Austin Steed

Free agent
- Position: Power forward / center

Personal information
- Born: June 20, 1988 (age 38) Hephzibah, Georgia
- Listed height: 6 ft 8 in (2.03 m)
- Listed weight: 236 lb (107 kg)

Career information
- High school: Butler (Augusta, Georgia)
- College: South Carolina (2007–2010) East Carolina (2011–2012)
- NBA draft: 2012: undrafted
- Playing career: 2012–present

Career history
- 2012–2013: Citybasket Recklinghausen
- 2013–2014: Bærum
- 2015–2016: Olimpi Tbilisi
- 2016: Artland Dragons
- 2016–2017: Swans Gmunden

= Austin Steed =

American professional basketball player (born 1988)

Austin Steed Jr. is an American professional basketball player. He played college basketball at the University of South Carolina up until his junior year, when he transferred to East Carolina University following the 2010 fall semester.

== High school career ==
After playing for the South Carolina Amateur Athletic Union team in Columbia, South Carolina, Steed attended George P. Butler Comprehensive High School, where he averaged 12 points, 5 rebounds, and 2 assists per game in his sophomore season. His exceptional play continued on to his junior year at Butler High School, averaging 12 points, 5 rebounds, and 3 assists per game by the end of the season. After already being named the team MVP as a sophomore, Steed was considered one of the best high school athletes in Georgia. He was named all-conference, all-regional, and eventually all-state, ultimately winning the award for Georgia Athletic Coaches Association (GACA) Player of the Year. This was his reward for averaging a stunning nineteen points, seven rebounds, and five assists during his final season.

Before going to college, Steed represented Fork Union Military Academy, where he played basketball under head coach Fletcher Arritt. There, he finished the season averaging 12.0 points and 7.5 rebounds.

Austin Steed chose to play for the South Carolina Gamecocks over other possibilities such as Georgia and Tennessee Volunteers.

== College career ==

=== South Carolina ===
In his freshman season with the South Carolina Gamecocks, Austin Steed did not find that he fitted in a team that was based, statistically, on Cincinnati Bearcats transfer Devan Downey. As the Gamecocks finished the season with a disappointing 14–18 record, 10th place in the Southeastern Conference, Steed averaged just 2.0 points and 2.0 rebounds, in only six games played.

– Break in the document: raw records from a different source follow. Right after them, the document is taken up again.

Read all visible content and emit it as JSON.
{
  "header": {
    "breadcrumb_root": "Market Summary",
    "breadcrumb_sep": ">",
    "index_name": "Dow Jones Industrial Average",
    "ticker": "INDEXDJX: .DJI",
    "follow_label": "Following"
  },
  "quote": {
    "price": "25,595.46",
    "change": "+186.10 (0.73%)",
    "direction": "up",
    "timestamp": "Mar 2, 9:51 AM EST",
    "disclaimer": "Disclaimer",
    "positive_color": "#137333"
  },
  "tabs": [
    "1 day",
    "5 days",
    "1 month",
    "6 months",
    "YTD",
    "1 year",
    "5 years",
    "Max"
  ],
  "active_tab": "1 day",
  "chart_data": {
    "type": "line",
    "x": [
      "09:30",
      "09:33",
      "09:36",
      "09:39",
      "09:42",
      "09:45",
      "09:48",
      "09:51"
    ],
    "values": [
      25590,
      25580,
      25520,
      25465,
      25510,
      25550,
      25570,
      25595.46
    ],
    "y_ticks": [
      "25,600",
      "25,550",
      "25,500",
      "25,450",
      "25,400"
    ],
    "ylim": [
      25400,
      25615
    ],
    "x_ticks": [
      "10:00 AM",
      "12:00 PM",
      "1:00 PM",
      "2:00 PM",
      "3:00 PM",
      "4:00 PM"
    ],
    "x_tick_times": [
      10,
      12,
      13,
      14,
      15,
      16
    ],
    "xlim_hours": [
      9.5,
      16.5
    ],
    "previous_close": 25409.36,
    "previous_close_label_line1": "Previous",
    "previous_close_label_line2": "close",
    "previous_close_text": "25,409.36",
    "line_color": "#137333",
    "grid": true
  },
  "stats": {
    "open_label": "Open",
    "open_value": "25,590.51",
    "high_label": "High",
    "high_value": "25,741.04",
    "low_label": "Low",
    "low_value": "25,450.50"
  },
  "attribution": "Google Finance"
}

Although Devan Downey continued to lead the team in scoring for Austin Steed's sophomore season, the Gamecocks finished the regular season with a winning record of 21–10. Steed played his first full regular season of 31 games, averaging 3.9 points and 3.6 rebounds.

By the end of Austin Steed's junior season, four players were averaging double digits, which gave him less opportunities to familiarize his name. Downey, who was in his final season at college was averaging over 20 points, also leading the team in minutes, steals, and assists. Steed, on the other hand, was averaging below 3.0 points even though he had the opportunity to play thirty games. However, against #1 Kentucky, Austin Steed made a game-saving block with only a few minutes left to go in the second half, helping the Gamecocks win the game Even after this, South Carolina finished the season with a 15–16 record.

Soon after the season came to a close, Austin Steed made the decision to transfer from the University of South Carolina to East Carolina University. He earned an undergraduate degree in retail after three and a half years in South Carolina. According to De Pierce, who ran the South Carolina Amateur Athletic Union (AAU) team Steed played for, "Austin loves being a Gamecock and wants a degree from the University of South Carolina." Austin Steed did not play basketball in the 2010–11 season due to ineligibility issues.

=== East Carolina ===
With East Carolina, Steed did not see major changes in play time himself. His team finished the season with a 15–16 record in a less competitive Conference USA. He was the 8th leading scorer by the end of his senior year, finishing with a career-high scoring, rebounding, and assisting average.

== Professional career ==
Austin Steed went undrafted in the 2012 NBA draft, making him an unrestricted free agent. He soon signed with the German basketball club, Citybasket Recklinghausen of the ProB, making his career debut against the BSW Sixers, where he scored 12 points and grabbed 5 rebounds.

After signing with Bærum Basket of the Norwegian BLNO for the 2013–14 season, Steed made his debut against Froya Basket, where he scored 14 points and grabbed 8 rebounds. He scored a career-high 25 points and 17 rebounds against Asker Aliens, a game in which Bærum emerged victorious with a score of 75–67.

On January 12, 2016, Steed signed with Artland Dragons of the German ProB.